We have ordered Nobeltec’s AIS module because we will often be outside or in commercial shipping lanes. Commercial vessels are now required to put out an internationally recognized Automatic Identifications Systems (AIS) VHF signal. AIS requires dedicated equipment to send or receive. Information provided includes vessel identification, location and course and & speed. Pleasure craft may have a broadcast and receive systems but more likely would want a receiver.
Nobeltec has recently introduced a black box receiver that integrates the AIS signal with its computer based programs. Their software will plot the sending vessel on our chart with broadcast information. This will be a great improvement over noting position and looking for the target on radar and then making a judgment call about what that target really is. Some electronics manufacturers require stand-alone receiver/displays that don’t integrate with chart plotters—yet another reason we were convinced that computer based systems are the best practical approach to pleasure boat electronics.
In retrospect, we appear to be well prepared for fog and certainly better off for the experience.
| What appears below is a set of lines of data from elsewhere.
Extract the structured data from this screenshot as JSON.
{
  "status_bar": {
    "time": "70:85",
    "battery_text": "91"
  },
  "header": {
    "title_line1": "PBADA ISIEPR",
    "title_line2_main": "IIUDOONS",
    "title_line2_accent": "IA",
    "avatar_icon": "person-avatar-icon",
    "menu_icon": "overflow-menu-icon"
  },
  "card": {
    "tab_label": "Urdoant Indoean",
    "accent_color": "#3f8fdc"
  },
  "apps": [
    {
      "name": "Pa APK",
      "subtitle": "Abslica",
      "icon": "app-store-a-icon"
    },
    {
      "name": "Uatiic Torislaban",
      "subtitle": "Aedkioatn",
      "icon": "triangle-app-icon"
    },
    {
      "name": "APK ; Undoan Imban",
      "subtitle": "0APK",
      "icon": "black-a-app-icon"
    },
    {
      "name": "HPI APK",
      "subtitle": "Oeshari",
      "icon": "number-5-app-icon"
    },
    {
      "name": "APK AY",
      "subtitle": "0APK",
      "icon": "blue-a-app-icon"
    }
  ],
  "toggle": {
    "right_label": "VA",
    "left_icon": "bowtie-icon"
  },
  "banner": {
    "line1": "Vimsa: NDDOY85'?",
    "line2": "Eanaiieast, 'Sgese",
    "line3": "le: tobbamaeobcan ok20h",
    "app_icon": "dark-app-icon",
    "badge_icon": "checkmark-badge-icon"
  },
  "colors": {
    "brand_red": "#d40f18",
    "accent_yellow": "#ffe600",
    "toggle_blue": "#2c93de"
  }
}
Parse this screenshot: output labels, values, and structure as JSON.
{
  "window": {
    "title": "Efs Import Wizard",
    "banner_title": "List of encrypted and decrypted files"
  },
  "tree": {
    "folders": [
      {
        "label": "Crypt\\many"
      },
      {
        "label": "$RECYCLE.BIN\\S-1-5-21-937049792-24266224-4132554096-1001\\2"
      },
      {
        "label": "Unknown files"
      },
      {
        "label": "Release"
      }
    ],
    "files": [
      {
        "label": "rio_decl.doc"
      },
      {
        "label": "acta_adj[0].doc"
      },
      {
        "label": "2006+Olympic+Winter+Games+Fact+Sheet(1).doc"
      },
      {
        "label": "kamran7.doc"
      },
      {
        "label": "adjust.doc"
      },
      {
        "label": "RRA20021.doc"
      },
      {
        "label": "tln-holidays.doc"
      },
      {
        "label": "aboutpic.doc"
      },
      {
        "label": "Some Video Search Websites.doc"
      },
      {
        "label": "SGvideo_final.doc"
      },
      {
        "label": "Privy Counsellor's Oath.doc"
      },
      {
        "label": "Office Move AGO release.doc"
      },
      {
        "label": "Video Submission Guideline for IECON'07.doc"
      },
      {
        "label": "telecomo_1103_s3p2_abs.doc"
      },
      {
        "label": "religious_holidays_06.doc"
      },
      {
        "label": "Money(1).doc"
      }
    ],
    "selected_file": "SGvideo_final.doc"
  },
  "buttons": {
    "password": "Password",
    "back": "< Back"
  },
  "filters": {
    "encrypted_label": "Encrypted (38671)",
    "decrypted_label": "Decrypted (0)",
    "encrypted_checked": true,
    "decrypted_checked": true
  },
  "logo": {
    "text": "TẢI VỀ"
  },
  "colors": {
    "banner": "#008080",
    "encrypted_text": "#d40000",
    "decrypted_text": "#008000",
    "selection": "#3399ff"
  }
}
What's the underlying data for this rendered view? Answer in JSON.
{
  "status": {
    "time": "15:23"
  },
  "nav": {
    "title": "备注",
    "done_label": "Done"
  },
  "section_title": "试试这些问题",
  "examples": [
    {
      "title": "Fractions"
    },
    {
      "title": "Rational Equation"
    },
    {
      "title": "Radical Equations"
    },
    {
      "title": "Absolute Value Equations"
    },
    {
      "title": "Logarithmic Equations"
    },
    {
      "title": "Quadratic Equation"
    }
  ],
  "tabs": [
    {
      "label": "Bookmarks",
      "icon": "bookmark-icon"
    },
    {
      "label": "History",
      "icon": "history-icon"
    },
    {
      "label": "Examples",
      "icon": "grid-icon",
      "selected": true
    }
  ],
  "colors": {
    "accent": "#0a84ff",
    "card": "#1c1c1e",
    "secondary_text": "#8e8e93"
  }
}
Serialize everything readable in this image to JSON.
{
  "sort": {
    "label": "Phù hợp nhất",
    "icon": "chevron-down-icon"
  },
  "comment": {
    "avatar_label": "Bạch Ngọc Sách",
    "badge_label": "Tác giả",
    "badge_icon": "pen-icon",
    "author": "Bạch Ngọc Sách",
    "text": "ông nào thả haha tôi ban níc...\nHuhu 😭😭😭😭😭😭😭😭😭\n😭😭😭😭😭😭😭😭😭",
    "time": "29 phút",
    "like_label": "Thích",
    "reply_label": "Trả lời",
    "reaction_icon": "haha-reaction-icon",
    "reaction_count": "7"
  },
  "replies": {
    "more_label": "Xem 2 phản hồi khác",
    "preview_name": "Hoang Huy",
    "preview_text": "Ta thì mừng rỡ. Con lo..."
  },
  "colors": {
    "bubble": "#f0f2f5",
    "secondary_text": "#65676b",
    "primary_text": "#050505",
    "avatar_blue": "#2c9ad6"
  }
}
I have been asked to recount our experience so please do not take this piece as a primer on fog. I suggest that those interested in preparing for fog seek out tracts that could be considered authoritative and figure out what you should do that is better than what we did. For example, can you run time and distance dead reckoning if systems fail? Many years ago my father-in-law made a similar fog run into Newport with no radar, no Loran or GPS – just charts and his DR abilities. I don’t think I could.